The nanoimprint “infrastructure is there, and is developing at a nice rate,” said Larry Koecher of toolmaker Nanonex. His company, like some of its fellow equipment vendors, also has a growing NIL photoresist business. Other imprint tool suppliers include MII, EV Group, Suss, and Obducat.
Sweden-based Obducat, one of the first companies to commercialize NIL, has more than 60 R&D systems installed, making it “by far the largest single vendor of R&D tools,” said Ken Mason, Business Development Manager North America. In February, Obducat launched its SindrĂ© production tool line, which can handle substrates of up to 200 mm, features throughputs of 30 wafer levels per hour, decreases contamination levels, and increases master stamp life, he said.
While NIL has made significant progress, both in terms of technological and infrastructure development, many daunting challenges remain. Templates play a critical role in nanoimprint’s ability to achieve single-digit-nanometer resolution. Although fabricated in much the same way as photomasks, templates have a different form factor than regular masks, cannot be properly inspected with available mask tools—employing 1X wafer inspection tools as an interim solution—and require manufacturing write-times that can stretch into days for each substrate.
Mask houses such as DNP, Hoya, and Toppan, smaller suppliers such as Transfer Devices, Danish startup NIL Tech, and Benchmark Technologies (with its Holographics partner), and the imprint tool companies themselves are among the companies fabricating or replicating molds and templates.
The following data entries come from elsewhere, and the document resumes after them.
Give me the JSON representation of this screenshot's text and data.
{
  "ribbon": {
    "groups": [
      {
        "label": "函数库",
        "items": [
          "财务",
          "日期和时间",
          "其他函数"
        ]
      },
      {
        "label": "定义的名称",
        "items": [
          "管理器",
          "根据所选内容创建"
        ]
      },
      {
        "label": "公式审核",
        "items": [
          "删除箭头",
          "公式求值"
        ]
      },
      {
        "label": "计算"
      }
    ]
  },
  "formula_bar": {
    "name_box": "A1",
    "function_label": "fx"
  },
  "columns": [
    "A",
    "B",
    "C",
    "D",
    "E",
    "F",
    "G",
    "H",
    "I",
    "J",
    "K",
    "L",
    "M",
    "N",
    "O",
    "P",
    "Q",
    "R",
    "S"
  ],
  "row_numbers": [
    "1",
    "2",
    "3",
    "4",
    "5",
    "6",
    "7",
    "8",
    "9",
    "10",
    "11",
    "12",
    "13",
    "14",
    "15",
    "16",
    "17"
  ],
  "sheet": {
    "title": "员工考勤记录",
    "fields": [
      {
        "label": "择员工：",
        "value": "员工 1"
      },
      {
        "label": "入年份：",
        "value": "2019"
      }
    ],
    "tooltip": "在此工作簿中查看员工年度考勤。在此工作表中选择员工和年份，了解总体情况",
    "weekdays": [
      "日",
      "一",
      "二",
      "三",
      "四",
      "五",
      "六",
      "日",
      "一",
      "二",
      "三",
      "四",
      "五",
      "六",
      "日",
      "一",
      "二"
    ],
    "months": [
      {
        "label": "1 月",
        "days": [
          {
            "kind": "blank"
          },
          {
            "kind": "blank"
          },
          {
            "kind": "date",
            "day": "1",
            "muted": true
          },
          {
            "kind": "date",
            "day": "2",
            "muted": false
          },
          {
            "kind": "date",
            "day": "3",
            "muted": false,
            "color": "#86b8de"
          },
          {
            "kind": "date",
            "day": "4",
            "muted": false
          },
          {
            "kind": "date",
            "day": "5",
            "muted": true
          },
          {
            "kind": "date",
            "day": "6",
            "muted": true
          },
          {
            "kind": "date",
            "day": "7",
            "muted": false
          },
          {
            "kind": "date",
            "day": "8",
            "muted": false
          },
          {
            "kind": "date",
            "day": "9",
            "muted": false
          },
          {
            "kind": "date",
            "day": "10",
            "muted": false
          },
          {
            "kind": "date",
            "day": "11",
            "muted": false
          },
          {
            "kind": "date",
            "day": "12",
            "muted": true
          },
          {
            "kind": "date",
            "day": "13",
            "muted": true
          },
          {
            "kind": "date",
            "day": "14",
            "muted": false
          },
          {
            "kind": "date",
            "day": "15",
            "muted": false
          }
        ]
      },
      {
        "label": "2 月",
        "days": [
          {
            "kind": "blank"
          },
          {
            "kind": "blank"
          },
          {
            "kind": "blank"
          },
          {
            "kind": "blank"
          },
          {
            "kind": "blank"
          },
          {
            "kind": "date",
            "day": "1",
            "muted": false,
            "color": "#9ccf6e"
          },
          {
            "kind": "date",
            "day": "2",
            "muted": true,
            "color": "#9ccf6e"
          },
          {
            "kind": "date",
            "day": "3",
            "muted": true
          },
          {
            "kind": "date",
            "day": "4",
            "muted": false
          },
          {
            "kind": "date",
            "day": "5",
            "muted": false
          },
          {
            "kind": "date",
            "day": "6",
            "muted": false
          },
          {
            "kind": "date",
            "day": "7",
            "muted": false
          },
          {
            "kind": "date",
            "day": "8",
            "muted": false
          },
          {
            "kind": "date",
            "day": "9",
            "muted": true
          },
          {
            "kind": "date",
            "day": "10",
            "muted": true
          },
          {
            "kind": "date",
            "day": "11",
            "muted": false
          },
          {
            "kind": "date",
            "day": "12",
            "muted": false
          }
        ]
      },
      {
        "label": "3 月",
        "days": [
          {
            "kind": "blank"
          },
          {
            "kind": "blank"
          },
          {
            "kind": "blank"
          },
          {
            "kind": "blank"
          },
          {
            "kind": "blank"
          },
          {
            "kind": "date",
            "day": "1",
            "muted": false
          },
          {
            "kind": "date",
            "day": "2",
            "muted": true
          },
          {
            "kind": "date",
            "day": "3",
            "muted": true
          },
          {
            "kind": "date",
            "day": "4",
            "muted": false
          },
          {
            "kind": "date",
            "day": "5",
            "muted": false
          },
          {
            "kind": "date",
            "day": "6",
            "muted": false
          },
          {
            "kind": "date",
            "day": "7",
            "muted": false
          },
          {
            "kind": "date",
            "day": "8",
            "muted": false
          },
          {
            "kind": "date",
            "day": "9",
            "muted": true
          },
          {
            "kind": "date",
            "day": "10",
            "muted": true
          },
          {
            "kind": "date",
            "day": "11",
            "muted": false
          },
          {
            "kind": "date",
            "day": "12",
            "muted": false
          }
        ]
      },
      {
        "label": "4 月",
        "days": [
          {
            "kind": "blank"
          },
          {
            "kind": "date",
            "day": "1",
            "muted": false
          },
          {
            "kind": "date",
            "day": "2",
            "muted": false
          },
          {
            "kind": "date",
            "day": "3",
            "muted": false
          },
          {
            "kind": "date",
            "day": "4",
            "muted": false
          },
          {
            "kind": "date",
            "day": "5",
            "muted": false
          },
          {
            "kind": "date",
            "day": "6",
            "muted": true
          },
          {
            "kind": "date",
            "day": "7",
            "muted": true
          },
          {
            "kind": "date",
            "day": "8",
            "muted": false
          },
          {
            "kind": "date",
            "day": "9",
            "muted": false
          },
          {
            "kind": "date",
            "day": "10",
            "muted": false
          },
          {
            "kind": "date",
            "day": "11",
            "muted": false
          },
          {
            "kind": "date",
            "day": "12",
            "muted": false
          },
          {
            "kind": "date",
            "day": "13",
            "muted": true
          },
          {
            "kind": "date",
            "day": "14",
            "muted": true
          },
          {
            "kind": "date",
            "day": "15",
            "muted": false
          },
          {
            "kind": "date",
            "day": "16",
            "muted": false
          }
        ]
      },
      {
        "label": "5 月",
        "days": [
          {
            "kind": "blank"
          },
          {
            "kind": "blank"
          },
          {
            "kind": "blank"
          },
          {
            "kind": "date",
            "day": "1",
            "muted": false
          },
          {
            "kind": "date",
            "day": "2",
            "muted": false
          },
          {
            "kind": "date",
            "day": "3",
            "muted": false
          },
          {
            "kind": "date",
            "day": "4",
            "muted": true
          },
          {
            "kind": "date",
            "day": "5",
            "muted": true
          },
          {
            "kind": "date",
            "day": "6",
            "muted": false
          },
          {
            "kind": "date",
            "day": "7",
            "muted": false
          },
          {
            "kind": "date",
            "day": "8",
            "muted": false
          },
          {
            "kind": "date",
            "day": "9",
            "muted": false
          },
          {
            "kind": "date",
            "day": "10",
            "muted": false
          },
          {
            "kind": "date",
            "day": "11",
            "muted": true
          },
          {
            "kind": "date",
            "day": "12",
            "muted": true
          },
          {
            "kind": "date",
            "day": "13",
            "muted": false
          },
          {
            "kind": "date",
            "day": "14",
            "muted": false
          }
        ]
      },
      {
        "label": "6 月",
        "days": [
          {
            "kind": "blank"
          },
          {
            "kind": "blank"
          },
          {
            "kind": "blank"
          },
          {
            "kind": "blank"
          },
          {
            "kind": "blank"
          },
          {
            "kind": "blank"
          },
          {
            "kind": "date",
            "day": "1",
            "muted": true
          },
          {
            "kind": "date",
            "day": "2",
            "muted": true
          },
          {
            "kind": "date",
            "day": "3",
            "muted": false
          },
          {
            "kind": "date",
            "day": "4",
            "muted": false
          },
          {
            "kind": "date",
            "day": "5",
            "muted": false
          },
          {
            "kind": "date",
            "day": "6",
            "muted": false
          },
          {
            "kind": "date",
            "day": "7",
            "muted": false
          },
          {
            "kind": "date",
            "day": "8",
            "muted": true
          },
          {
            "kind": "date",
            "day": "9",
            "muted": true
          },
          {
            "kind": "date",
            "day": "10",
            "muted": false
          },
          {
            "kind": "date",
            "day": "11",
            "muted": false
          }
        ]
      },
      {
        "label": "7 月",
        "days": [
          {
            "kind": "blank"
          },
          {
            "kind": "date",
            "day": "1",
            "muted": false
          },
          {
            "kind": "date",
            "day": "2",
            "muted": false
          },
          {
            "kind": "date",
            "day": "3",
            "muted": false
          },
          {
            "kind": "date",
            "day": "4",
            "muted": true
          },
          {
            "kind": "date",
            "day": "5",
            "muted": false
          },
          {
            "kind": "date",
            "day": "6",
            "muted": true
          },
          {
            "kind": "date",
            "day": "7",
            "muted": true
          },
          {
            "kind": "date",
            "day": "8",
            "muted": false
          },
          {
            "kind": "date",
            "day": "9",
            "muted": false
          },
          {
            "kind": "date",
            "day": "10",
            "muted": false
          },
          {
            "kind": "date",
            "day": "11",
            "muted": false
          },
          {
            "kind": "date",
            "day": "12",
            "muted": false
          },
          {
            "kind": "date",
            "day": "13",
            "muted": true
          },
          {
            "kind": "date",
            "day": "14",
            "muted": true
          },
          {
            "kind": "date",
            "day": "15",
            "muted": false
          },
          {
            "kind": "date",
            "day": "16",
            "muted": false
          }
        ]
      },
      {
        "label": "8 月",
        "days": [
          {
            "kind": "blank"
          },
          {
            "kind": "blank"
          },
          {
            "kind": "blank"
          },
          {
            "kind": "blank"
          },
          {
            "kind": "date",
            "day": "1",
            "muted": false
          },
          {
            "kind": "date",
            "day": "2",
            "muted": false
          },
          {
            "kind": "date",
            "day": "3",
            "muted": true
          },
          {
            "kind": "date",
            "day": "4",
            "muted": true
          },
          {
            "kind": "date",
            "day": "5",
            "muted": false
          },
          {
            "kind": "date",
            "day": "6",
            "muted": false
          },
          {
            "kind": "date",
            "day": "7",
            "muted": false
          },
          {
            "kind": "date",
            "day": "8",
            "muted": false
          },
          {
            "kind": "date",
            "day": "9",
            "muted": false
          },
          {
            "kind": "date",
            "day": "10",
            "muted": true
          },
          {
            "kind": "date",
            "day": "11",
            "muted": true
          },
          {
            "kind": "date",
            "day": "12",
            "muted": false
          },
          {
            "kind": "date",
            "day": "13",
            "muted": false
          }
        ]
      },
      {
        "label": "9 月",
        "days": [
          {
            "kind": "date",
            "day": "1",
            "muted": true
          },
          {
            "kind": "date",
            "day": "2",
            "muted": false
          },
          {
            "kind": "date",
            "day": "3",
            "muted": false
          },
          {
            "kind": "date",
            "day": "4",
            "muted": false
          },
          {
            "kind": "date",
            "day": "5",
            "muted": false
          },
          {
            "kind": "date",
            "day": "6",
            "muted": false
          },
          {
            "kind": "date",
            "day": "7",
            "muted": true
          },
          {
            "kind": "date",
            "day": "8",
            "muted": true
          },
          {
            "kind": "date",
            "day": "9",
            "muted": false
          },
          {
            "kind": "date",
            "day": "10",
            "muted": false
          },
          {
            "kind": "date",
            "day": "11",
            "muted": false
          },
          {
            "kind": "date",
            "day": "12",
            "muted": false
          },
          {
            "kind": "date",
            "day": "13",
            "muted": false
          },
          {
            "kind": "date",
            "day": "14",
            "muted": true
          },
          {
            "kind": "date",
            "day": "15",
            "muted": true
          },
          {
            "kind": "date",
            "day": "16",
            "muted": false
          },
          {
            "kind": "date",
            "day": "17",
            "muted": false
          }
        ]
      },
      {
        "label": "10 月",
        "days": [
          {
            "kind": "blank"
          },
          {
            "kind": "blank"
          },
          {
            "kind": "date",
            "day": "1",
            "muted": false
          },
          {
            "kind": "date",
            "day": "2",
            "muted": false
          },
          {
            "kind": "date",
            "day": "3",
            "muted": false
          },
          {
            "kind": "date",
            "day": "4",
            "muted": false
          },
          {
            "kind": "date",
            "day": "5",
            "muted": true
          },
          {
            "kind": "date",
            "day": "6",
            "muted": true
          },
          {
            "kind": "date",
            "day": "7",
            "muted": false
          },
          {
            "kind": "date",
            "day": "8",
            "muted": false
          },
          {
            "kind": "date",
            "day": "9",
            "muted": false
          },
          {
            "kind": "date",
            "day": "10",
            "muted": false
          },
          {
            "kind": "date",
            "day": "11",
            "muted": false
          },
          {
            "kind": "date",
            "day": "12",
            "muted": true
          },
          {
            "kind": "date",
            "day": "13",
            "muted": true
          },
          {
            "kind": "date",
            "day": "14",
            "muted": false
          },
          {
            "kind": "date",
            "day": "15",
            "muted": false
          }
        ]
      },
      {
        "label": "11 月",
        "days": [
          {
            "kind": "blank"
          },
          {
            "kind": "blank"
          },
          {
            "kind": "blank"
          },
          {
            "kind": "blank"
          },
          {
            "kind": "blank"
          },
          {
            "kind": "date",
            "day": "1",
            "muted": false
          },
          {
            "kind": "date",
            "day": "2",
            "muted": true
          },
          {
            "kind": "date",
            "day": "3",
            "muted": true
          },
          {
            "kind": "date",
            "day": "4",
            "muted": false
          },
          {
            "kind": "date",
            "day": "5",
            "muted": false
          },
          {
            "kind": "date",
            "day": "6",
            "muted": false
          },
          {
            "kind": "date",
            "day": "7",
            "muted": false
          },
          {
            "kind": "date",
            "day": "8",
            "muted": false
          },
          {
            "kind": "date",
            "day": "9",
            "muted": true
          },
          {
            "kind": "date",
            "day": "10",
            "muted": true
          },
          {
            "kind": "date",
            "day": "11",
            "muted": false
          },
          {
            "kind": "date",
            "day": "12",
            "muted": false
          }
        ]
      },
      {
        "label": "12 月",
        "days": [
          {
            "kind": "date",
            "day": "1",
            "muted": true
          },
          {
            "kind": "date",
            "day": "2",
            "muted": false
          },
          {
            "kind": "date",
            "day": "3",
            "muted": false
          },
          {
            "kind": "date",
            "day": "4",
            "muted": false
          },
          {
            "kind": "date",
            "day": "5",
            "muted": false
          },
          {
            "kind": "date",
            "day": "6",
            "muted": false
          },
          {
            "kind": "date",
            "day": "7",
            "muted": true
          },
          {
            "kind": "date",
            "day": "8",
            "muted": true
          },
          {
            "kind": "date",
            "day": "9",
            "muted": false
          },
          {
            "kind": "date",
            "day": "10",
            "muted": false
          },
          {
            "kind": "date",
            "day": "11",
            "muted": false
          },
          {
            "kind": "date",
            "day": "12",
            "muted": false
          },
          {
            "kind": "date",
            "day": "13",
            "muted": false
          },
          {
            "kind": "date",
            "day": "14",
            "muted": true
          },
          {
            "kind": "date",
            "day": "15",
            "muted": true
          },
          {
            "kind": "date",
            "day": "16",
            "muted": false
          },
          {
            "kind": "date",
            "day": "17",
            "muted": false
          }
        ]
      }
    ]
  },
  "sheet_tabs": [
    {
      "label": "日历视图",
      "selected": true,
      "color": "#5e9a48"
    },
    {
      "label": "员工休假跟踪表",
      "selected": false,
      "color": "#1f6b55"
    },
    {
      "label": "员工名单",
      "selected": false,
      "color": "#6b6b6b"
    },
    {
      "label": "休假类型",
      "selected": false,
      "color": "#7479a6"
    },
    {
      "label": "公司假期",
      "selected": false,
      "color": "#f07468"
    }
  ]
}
Although some imprint skeptics point to inadequate overlay and throughput performance, defectivity remains the major obstacle in NIL’s path to success in CMOS and other nanoscale high-volume manufacturing. In a paper delivered during the conference, MII’s S.V. Sreenivasan discussed ongoing studies of imprint-specific defects on his company’s step-and-flash tools. The results showed “excellent progress made over the past three years,” he noted.
Template defects have been driven down to <0.1 per square cm and imprint defects to <1.0, but both metrics must reach <0.01 per square cm. Still, Sreenivasan believes "there are no fundamental issues seen that could prevent nanoimprint lithography from reaching the desired defect density goals for sub-32-nm half pitch."
NIL’s progress resembles that of an earlier disruptive chipmaking technology—chemical-mechanical polishing. Much as IBM did for CMP in the 1980s, MII’s John Doering believes that nanoimprint needs “an industry champion who’s willing to be vocal and public, and support and nurture the technology, until it is clearly required across the board.”